Becoming adept at methods of conversational approaches like AIMS takes practice. That’s what a chatbot can offer: repeated, flexible, low-risk rehearsal. Think of it like a flight simulator for conversations.

Staying ahead of misinformation

The landscape of misinformation is constantly shifting. New conspiracy theories, viral videos and misleading anecdotes can gain traction in days. Clinicians shouldn’t have to confront these narratives for the first time during a brief patient visit.

By having the AI model underlying the chatbot constantly trawling the web for the latest misleading claims and updating chatbot scenarios regularly, we can help clinicians recognize and respond to the kinds of misinformation circulating now. This is especially important when trust in institutions is wavering and personalized, empathetic responses are most needed.

Conversations build trust

While we propose chatbots can be used to teach doctors how to address vaccine skepticism, motivational interviewing has already been employed via AI-based chatbots to address smoking cessation, with some promising results.

A similar approach has also been used to encourage the uptake of stress-reduction behaviours. Though the use of chatbots in education is a growing area of inquiry, the specific use of chatbots to train physicians in motivational interviewing approaches is a new field of study.

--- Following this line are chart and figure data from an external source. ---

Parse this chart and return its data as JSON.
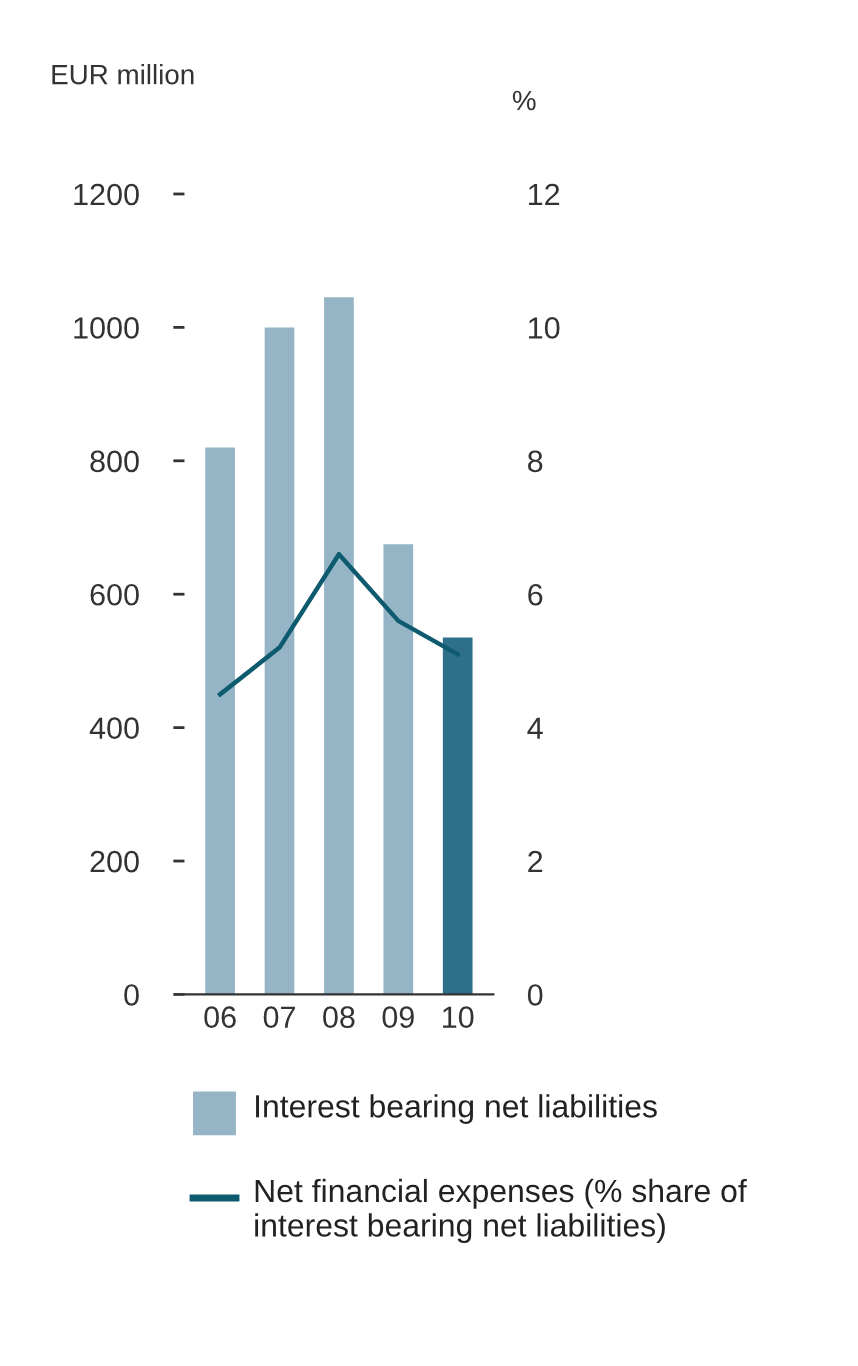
{
  "chart_data": {
    "type": "bar",
    "categories": [
      "06",
      "07",
      "08",
      "09",
      "10"
    ],
    "ylabel": "EUR million",
    "y2label": "%",
    "ylim": [
      0,
      1200
    ],
    "yticks": [
      0,
      200,
      400,
      600,
      800,
      1000,
      1200
    ],
    "y2lim": [
      0,
      12
    ],
    "y2ticks": [
      0,
      2,
      4,
      6,
      8,
      10,
      12
    ],
    "series": [
      {
        "name": "Interest bearing net liabilities",
        "color": "#95b5c7",
        "colors": [
          "#95b5c7",
          "#95b5c7",
          "#95b5c7",
          "#95b5c7",
          "#2e6f8a"
        ],
        "values": [
          820,
          1000,
          1045,
          675,
          535
        ]
      },
      {
        "name": "Net financial expenses (% share of interest bearing net liabilities)",
        "type": "line",
        "axis": "y2",
        "color": "#0e5a6e",
        "values": [
          4.5,
          5.2,
          6.6,
          5.6,
          5.1
        ]
      }
    ],
    "grid": false,
    "legend": "bottom",
    "marker": "none",
    "line_style": "solid"
  }
}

Using this approach as part of (continuing) clinical education could help better prepare the frontlines to serve as a successful bulwark against vaccine concerns not rooted in science.

In the face of falling vaccination rates and rising distrust, clinicians are on the front lines of public health. We owe them better tools to prepare and build trust.

Trust isn’t built in a moment. It’s built in conversation. And those can be practised.